Boehner’s instinct is towards compromise but he has had trouble keeping the Tea Party bloc under control. Theoretically, he has enough votes to push a bill through, but he is coming up for re-election as Speaker and will not want to alienate conservative Republicans.
The deal was thrashed out in the past few days between Biden and the Republican leader in the Senate, Mitch McConnell. It partly fulfills one of Obama’s election campaign promises: to raise taxes on the wealthiest. But Obama was forced to compromise: he wanted higher taxes to kick in at $250,000 a year.
In a statement, the White House welcomed the compromise: “For the first time in 20 years, Congress will have acted on a bipartisan basis to vote for significant new revenue. This means millionaires and billionaires will pay their fair share to reduce the deficit through a combination of permanent tax rate increases and reduced tax benefits.”
The statement added that 98% of families would not face tax rises, assuming the House also voted for the deal.
Obama had wanted, as part of a deal, an assurance from the Republicans that they would not mount another showdown in a few months’ time, when he has to raise the debt ceiling. But he failed to get this, ensuring yet another confronation between the White House and Repubicans in Congress in late February and early March.
The Republican senator John McCain, who voted for the deal, said: “Despite my disappointment with many aspects of this agreement, I cannot in good conscience stand by and watch taxes go up on all Americans.
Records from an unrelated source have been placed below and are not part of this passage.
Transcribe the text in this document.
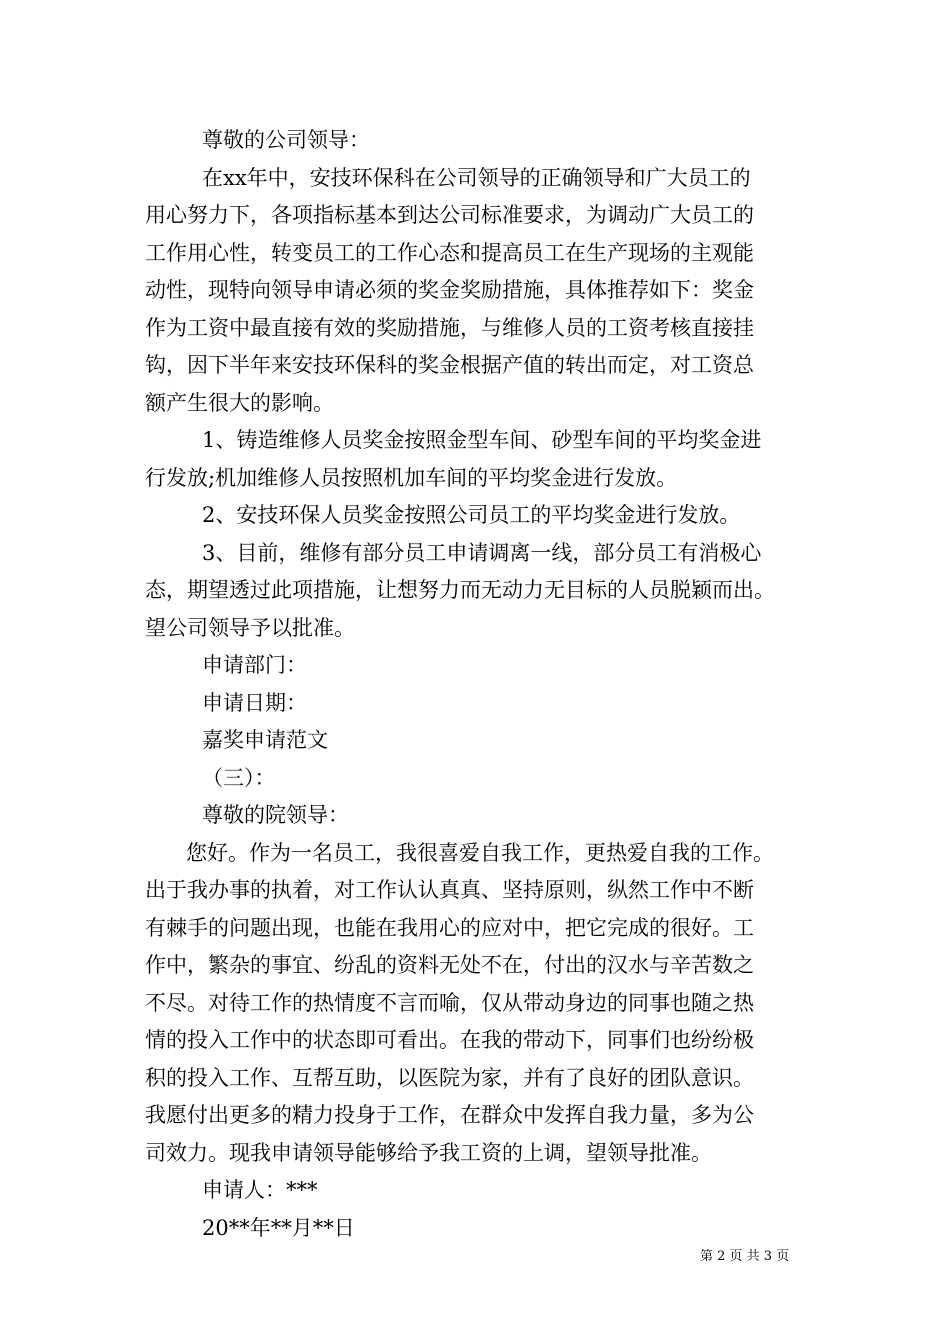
尊敬的公司领导：
在xx年中，安技环保科在公司领导的正确领导和广大员工的
用心努力下，各项指标基本到达公司标准要求，为调动广大员工的
工作用心性，转变员工的工作心态和提高员工在生产现场的主观能
动性，现特向领导申请必须的奖金奖励措施，具体推荐如下：奖金
作为工资中最直接有效的奖励措施，与维修人员的工资考核直接挂
钩，因下半年来安技环保科的奖金根据产值的转出而定，对工资总
额产生很大的影响。
1、铸造维修人员奖金按照金型车间、砂型车间的平均奖金进
行发放;机加维修人员按照机加车间的平均奖金进行发放。
2、安技环保人员奖金按照公司员工的平均奖金进行发放。
3、目前，维修有部分员工申请调离一线，部分员工有消极心
态，期望透过此项措施，让想努力而无动力无目标的人员脱颖而出。
望公司领导予以批准。
申请部门：
申请日期：
嘉奖申请范文
（三）：
尊敬的院领导：
您好。作为一名员工，我很喜爱自我工作，更热爱自我的工作。
出于我办事的执着，对工作认认真真、坚持原则，纵然工作中不断
有棘手的问题出现，也能在我用心的应对中，把它完成的很好。工
作中，繁杂的事宜、纷乱的资料无处不在，付出的汉水与辛苦数之
不尽。对待工作的热情度不言而喻，仅从带动身边的同事也随之热
情的投入工作中的状态即可看出。在我的带动下，同事们也纷纷极
积的投入工作、互帮互助，以医院为家，并有了良好的团队意识。
我愿付出更多的精力投身于工作，在群众中发挥自我力量，多为公
司效力。现我申请领导能够给予我工资的上调，望领导批准。
申请人：***
20**年**月**日
第 2 页 共 3 页
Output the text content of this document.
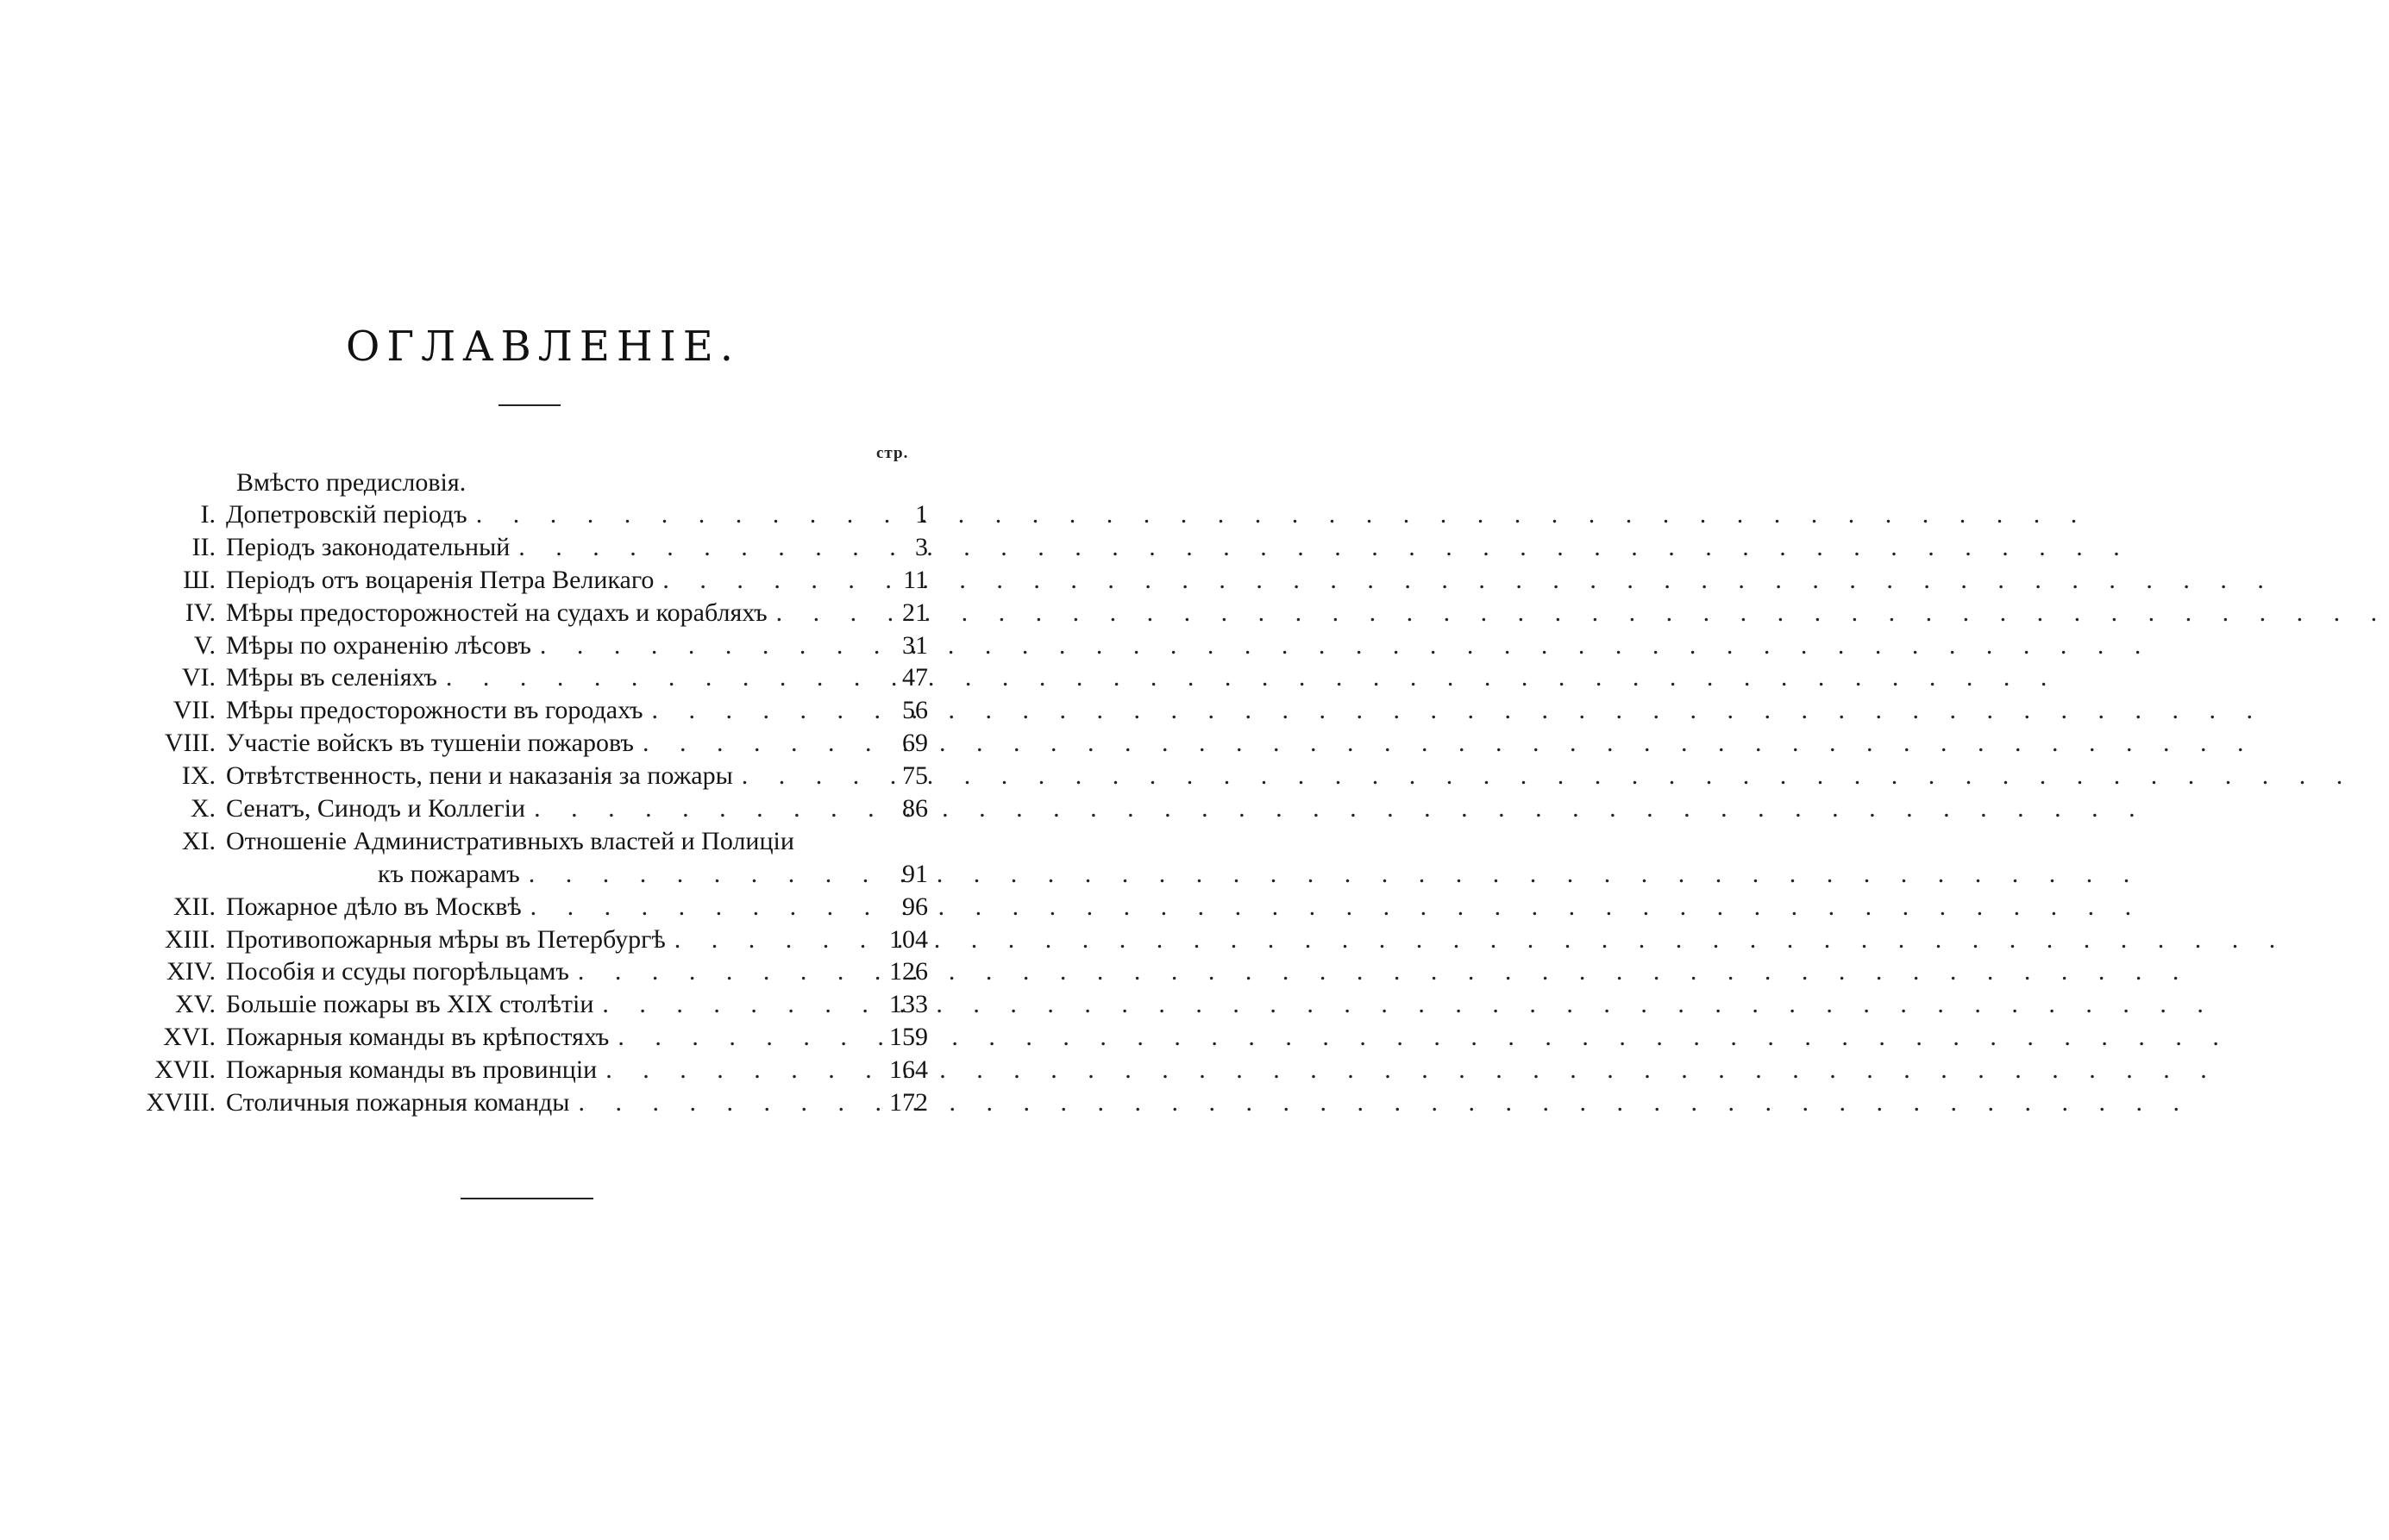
ОГЛАВЛЕНIЕ.
стр.
Вмѣсто предисловiя.
I. Допетровскiй перiодъ . . .	1
II. Перiодъ законодательный . . .	3
Ш. Перiодъ отъ воцаренiя Петра Великаго . . .	11
IV. Мѣры предосторожностей на судахъ и корабляхъ . . .	21
V. Мѣры по охраненiю лѣсовъ . . .	31
VI. Мѣры въ селенiяхъ . . .	47
VII. Мѣры предосторожности въ городахъ . . .	56
VIII. Участiе войскъ въ тушенiи пожаровъ . . .	69
IX. Отвѣтственность, пени и наказанiя за пожары . . .	75
X. Сенатъ, Синодъ и Коллегiи . . .	86
XI. Отношенiе Административныхъ властей и Полицiи
къ пожарамъ . . .	91
XII. Пожарное дѣло въ Москвѣ . . .	96
XIII. Противопожарныя мѣры въ Петербургѣ . . .	104
XIV. Пособiя и ссуды погорѣльцамъ . . .	126
XV. Большiе пожары въ XIX столѣтiи . . .	133
XVI. Пожарныя команды въ крѣпостяхъ . . .	159
XVII. Пожарныя команды въ провинцiи . . .	164
XVIII. Столичныя пожарныя команды . . .	172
“However, it should be embarrassing to all of us that it took until the last hours of the last day of the year to address an issue we should have dealt with months ago. This marks another sad chapter in what has been the least productive Congress since 1947.”
• Taxes will rise for individuals earning more than $400,000 and households that make more then $450,000, with the rate rising to a maximum of 39.6% from the current 35%. Capital gains and dividends in excess of those amounts would be taxed at 20%, up from 15%
• Estate tax will rise to 40% on the portion of estates exceeding $5m in value. At the insistence of Republicans, the $5m threshold would rise each year with inflation.
• Tax breaks will be maintained for families with children, for low-earning taxpayers and for those with a child in college. The alternative minimum tax, which was due to expand to affect an estimated 28 million households for the first time in 2013, with an average increase of more than $3,000, remains at its present level.
• The deal leaves untouched a scheduled 2 percentage point increase in the payroll tax, ending a temporary reduction enacted two years ago to help revive the economy.
• Benefits for the long-term unemployed, which were about to expire for an estimated two million jobless Americans, will be extended for a year.
• A 27% cut in fees for doctors who treat Medicare patients will be postponed for a year. Also included in the deal is a provision to prevent a threatened spike in milk prices.